Die Kirche ist ein Saalbau aus Feldsteinen über einem rechteckigen Grundriss. Das Portal mit einer Spitzbogenblende befindet sich auf Nordseite. Die Ostseite ist durch drei Fenster gegliedert. Darüber erhebt sich ein zweifach gestaffelter Giebel mit Fialen. Die untere Zone ist durch vier Zwillingsblendarkaden gegliedert, die obere Zone durch zwei weitere Zwillingsarkaden. Während die Fenster im Osten mit ihren Backsteingewänden wohl ihre ursprüngliche Form behielten, wurden die seitlichen Fenster korbbogig vergrößert. Auf der Nordseite ist westlich des Portals noch der Rest eines vermauerten Ursprungsfenster zu sehen. Dieses dürfte in seiner Gestaltung denen im Osten entsprochen haben. Im Dreißigjährigen Krieg blieben nach Brandschatzung durch Wallensteins Truppen nur die Ringmauern von der Kirche in Pröttlin stehen.[3]

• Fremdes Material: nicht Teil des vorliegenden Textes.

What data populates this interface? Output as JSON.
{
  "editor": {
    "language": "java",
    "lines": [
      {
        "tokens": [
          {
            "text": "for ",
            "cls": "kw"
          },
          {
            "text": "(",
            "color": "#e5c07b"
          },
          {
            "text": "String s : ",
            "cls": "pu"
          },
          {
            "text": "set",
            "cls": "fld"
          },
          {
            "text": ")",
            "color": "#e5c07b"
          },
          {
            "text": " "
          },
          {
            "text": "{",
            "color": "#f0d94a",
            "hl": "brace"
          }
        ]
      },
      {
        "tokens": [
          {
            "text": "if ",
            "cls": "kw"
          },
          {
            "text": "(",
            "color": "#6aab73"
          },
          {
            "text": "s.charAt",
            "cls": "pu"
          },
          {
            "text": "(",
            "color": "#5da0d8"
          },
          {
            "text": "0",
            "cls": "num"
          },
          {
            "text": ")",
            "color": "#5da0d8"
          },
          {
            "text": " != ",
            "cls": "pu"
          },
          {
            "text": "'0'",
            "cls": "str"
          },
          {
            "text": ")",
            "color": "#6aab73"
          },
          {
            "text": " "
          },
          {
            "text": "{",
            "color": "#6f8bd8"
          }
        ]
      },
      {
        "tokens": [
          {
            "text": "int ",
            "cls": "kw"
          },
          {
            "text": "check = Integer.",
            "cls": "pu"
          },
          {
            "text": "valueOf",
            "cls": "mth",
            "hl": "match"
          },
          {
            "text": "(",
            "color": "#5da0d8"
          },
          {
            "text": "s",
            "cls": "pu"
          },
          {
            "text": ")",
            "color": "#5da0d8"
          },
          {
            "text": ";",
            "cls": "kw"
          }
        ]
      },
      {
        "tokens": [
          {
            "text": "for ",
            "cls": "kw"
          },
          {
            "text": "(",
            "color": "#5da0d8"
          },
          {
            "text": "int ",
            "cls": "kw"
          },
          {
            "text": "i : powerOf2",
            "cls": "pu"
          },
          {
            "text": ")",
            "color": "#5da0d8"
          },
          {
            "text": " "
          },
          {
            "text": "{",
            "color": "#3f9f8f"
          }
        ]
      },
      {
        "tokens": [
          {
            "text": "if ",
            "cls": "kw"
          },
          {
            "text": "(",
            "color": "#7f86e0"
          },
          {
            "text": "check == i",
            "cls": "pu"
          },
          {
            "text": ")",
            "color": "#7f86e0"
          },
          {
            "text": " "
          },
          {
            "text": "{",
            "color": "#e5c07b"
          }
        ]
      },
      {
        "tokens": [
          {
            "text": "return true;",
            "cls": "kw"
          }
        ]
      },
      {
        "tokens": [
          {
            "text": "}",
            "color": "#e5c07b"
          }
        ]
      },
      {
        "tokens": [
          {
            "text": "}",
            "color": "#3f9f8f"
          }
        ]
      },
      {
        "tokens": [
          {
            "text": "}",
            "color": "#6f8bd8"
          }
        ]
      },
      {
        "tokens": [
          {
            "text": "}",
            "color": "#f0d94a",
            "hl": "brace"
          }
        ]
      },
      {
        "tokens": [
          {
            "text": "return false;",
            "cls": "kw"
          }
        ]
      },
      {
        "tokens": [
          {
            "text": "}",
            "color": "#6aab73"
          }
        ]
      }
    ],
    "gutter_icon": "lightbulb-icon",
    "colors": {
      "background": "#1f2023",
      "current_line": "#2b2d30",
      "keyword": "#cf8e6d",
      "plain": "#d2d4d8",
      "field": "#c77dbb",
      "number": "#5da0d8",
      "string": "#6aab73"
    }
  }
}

Die spätgotische Kirche des ursprünglichen Straßendorfes[4] ist in einem Aufriss des Architekten Paul Eichholtz (Initialen PE) aus nordöstlicher Perspektive gezeichnet, mit dem 1863 erbauten quadratischen Kirchturm, der ursprünglich nur ein reiner Fachwerkbau und nicht mit Schiefer verkleidet war sowie noch keine Kirchturmuhr mit den Zifferblättern auf jeder der vier Turmseiten besaß.[5]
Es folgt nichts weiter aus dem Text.